Komt een getuige bij Wladimiroff…
Sophie Keijser
Voor de opname van filmmateriaal voor de digitale leeromgeving van de Beroepsopleiding Advocaten reis ik af naar Den Haag. In het indrukwekkende historische pand aan de Sophialaan worden we hartelijk en persoonlijk ontvangen door professor Micha Wladimiroff.
Mr Michail Wladimiroff is één van de meest vooraanstaande strafrechtjuristen van Nederland. Hij behandelt zaken voor het bedrijfsleven in het binnen- en buitenland. Hij treedt op voor internationale organisaties en voert procedures voor internationale gerechten en Tribunalen.
Voor de module getuigenverhoor hebben we zijn expertise gevraagd. Wat is er mooier dan de kunst van de meester af te kijken. Ik ben voorbereid op het inprenten van een aantal casus waarover ik ondervraagd kan worden, maar dat blijkt niet nodig – zelfs niet gewenst- te zijn.
Ik moet me een strafrechtelijk situatie voor de geest halen waarbij ik ooit betrokken of getuige was. Eerlijk gezegd kan ik die niet meteen bedenken. Ik ben zeker een te brave burger of heb een saai leven. Mr. Waldimiroff helpt me gelukkig op weg; heb ik ooit een verkeersongeluk gezien of een vechtpartij, meer hoeft het niet te zijn.

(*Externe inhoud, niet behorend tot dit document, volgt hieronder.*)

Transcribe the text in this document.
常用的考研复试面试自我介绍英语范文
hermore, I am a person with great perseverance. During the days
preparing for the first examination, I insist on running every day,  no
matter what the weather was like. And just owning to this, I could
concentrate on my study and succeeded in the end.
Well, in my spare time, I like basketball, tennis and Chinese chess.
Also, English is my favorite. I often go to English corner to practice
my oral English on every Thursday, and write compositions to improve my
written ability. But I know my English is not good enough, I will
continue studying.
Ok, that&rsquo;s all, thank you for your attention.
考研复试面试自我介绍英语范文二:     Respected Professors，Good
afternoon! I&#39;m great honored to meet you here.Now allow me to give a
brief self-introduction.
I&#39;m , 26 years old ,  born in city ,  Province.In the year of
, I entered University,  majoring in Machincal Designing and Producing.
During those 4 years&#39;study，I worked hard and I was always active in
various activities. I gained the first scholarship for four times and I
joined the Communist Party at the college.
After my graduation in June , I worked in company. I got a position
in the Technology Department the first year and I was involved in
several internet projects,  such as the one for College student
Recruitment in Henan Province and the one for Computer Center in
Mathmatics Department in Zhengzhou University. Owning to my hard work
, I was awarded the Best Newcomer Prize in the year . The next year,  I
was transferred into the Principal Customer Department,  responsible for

Ik moet ineens denken aan die keer dat ik met de hond ga wandelen over de hei. Op de parkeerplaats staan drie jongens bij een auto. De achterklep staat open. Ze hangen wat tegen de auto aan en hebben een fles frisdrank of zoiets in hun hand. Er komt een nog auto aanrijden; een patserige zwarte met brede banden en glanzende velgen. Ziet er nieuw en duur uit. De bestuurder blijft staan met draaiende motor, raampje omlaag, harde muziek. Hij kijkt me indringend aan met van die felle oogjes. Jong ventje, denk ik nog, waar betaalt ‘ie zo’n auto van. Er schijnt veel gedeald te worden, hoor ik van ongeruste ouders. Door wie en waar precies kan nooit iemand vertellen, maar ik denk dat nu te hebben ontdekt. Omdat ik geen logische pose of positie kan aannemen om naar de afloop van deze spannende scene te blijven kijken – en de hond me langzaam richting hei trekt, loop ik door.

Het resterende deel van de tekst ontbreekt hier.